Michael Trkulja was born in Yugoslavia in 1950. He migrated to Australia at 20 and in the early 1970s, while working in a travel agency business, began promoting singers and entertainers in the Yugoslav community. His work as a music promoter grew and he ultimately became a music promoter who worked full-time and became well-known. He regularly appeared in the media, particularly the ethnic media and in the 1990s had his own television show on Channel 31, “Micky’s Folkfest”. The purpose of the show was to unite the local Yugoslav community, and the evidence was that he became so well known that around 90% of the Yugloslav community (300,000 – 400,000 people), would have known him.

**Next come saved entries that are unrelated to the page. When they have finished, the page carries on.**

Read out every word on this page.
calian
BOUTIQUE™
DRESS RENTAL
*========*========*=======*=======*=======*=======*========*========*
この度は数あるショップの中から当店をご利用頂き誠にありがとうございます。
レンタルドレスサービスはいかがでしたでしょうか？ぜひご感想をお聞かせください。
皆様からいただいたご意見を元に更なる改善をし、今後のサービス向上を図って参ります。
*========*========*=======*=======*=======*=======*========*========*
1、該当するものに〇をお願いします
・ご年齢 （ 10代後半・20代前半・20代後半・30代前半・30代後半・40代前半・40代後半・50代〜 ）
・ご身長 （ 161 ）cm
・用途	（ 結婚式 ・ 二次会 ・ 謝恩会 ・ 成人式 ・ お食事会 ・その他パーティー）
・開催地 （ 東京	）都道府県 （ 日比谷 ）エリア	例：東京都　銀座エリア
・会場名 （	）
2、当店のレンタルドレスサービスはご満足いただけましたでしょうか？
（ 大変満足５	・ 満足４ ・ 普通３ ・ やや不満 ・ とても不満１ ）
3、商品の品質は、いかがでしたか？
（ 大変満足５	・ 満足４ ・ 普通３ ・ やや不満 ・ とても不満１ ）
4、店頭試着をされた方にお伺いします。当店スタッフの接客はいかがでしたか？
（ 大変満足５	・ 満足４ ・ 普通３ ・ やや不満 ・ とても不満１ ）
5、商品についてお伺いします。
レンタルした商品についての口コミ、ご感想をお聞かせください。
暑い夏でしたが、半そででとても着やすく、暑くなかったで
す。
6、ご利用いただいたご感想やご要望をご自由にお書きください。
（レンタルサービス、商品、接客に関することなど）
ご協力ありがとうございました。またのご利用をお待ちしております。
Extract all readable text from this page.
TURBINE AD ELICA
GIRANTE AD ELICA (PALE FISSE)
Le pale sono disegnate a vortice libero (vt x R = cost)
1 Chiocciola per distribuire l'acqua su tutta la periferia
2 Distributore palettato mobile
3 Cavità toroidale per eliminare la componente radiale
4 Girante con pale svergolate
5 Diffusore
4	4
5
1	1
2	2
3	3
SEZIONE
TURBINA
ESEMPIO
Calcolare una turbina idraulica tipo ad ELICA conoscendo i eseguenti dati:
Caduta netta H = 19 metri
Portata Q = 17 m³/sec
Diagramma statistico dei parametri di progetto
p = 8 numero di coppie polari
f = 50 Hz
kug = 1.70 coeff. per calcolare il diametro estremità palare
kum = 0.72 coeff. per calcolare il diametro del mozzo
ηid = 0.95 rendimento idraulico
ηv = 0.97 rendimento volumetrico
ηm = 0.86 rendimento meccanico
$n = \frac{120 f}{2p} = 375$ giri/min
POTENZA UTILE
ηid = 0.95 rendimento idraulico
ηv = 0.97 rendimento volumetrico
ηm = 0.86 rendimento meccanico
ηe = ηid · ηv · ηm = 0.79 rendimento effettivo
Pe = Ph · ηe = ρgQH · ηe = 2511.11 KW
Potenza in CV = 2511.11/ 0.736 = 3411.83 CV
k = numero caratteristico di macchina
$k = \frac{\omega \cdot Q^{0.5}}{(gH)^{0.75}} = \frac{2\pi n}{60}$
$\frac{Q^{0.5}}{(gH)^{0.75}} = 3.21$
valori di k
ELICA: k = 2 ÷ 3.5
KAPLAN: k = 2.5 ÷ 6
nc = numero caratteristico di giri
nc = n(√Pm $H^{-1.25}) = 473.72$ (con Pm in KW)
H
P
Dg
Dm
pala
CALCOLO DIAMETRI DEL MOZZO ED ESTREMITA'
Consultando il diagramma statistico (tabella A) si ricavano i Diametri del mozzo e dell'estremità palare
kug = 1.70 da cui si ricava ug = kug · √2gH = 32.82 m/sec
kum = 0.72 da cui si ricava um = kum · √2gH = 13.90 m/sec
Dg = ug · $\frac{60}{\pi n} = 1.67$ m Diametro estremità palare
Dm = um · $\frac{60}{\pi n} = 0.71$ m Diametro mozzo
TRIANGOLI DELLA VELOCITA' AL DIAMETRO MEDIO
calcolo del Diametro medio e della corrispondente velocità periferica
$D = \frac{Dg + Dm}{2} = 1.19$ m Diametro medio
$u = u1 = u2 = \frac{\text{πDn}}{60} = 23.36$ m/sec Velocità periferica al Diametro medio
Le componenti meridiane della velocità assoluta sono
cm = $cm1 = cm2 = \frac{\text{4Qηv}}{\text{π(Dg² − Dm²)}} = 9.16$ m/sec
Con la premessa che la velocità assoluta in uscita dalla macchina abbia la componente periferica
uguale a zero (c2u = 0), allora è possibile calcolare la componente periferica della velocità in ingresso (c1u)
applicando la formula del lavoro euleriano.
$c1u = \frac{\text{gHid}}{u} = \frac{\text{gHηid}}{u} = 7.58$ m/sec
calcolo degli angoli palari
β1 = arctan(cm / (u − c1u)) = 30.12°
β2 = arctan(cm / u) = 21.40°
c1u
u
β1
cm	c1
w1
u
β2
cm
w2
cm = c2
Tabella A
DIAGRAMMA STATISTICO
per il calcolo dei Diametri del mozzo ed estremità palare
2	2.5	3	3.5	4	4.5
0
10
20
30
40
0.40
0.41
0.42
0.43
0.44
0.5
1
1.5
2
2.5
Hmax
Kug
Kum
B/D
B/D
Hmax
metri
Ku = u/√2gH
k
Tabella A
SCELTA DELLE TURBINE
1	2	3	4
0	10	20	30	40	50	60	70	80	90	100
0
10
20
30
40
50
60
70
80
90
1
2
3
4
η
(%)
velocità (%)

From January 2009 to December 2009, an article was published by the defendants through the “Yahoo! 7” search service on a website entitled “Melbourne Crime”. Beneath the heading were photographs of nine men, who the defendants admitted were, or were alleged to have been engaged in serious criminal activity in Melbourne. One of the nine photographs was Tony Mokbel, another Dennis Tanner. Underneath the photos were six links, and underneath those links, the heading of an article “Shooting Probe urged in November 20, 2007.”
To the right of the article was a large photo of Trkulja and then an article:
“Police Chief Christine Nixon has been urged to re-open an investigation into an unsolved murder attempt. Former music promoter Michael Trkulja was shot in the back by a hitman wearing a balaclava while dining at a St Albans restaurant in June 2004.
The would-be killer fled after his pistol jammed as he prepared to fire a second shot at Mr Trkulja, who had been enjoying a Sunday lunch with his elderly mother.
A Victoria Police document reveals detectives dropped the investigation because of a lack of evidence.
But Mr Trkulja, 58, now claims to know the identity of the hit man and those who hired him.
He says he has passed the names to the police.
`He (the hit man) was offered $10,000 to kill me. I know who sent him and they know that I know who they are’, Trkulja told the Herald Sun.
`I’ve told the police. I just want justice.’
`Nobody should be shot like this.’
Mr Trulja’s lawyer, high profile solicitor George Defteros, has written to Ms Nixon seeking a fresh investigation and the request is being considered.”
The plaintiff sued and pleaded 3 imputations arose from the article:
- the plaintiff is a criminal;
- the plaintiff was so involved with crime in Melbourne that his rivals had hired a hit man to murder him;
- the plaintiff is such a significant figure in the Melbourne criminal underworld that events involving him are recorded on a website that chronicles crime in Melbourne.
The trial ran before a jury for 4 days in March. Yahoo! did not run a positive
defence. It ultimately admitted publication, but submitted that the article did not convey the imputations and denied that the plaintiff had been defamed. This meant that the question of whether the indexation of the article on the Yahoo search engine constituted publication was not determined.
The jury concluded that the article carried imputations 2 and 3 and those were defamatory of the plaintiff. It was then up to His Honour Justice Kaye to assess the damages.
In assessing the damages, Justice Kaye referred to the following evidence:
- when the plaintiff found out about the article, he was shocked, devastated and almost in tears;
- the plaintiff asked Yahoo! to take the article down. It denied publication and refused;
- the plaintiff gave evidence that around 500 people had spoken to him about the article;
- at a wedding in January 2011, two couples who had been designated to sit at his table refused to do so, asserting that they would not sit with a criminal;
- before the article, he would be invited to 25-30 weddings a year, that number declined and in 2011, he received no invitations;
- on a number of occasions, he went into a shop, people recognised him and immediately left;
- other witnesses had received comments about the plaintiff to the effect that he was a criminal; and
- the plaintiff had also sued Google in respect of the same article;
His Honour concluded that:
- before the publication of the article, the plaintiff had a widespread reputation as a person of good repute in the Yugoslav community;
- it was unarguable that the imputations that were conveyed were particularly grave;
- the article reached a widespread audience and thus the damage to the plaintiff’s reputation was similarly widespread;
- the fact that the material remained available through the Yahoo! search engine, without being removed, served to increase the damage to the plaintiff’s reputation throughout the community;
- the article caused significant grief and distress to the plaintiff.
While aggravated damages were refused, His Honour still concluded that the plaintiff was entitled to damages of $225,000 plus interest of 3%, so well done to the plaintiff. Having said that, he will probably be waiting for the appeal period to expire before he pops open the champagne. And after that, the plaintiff still has his case against Google, although recent developments in the UK in Google’s favour could well have something to say about that one.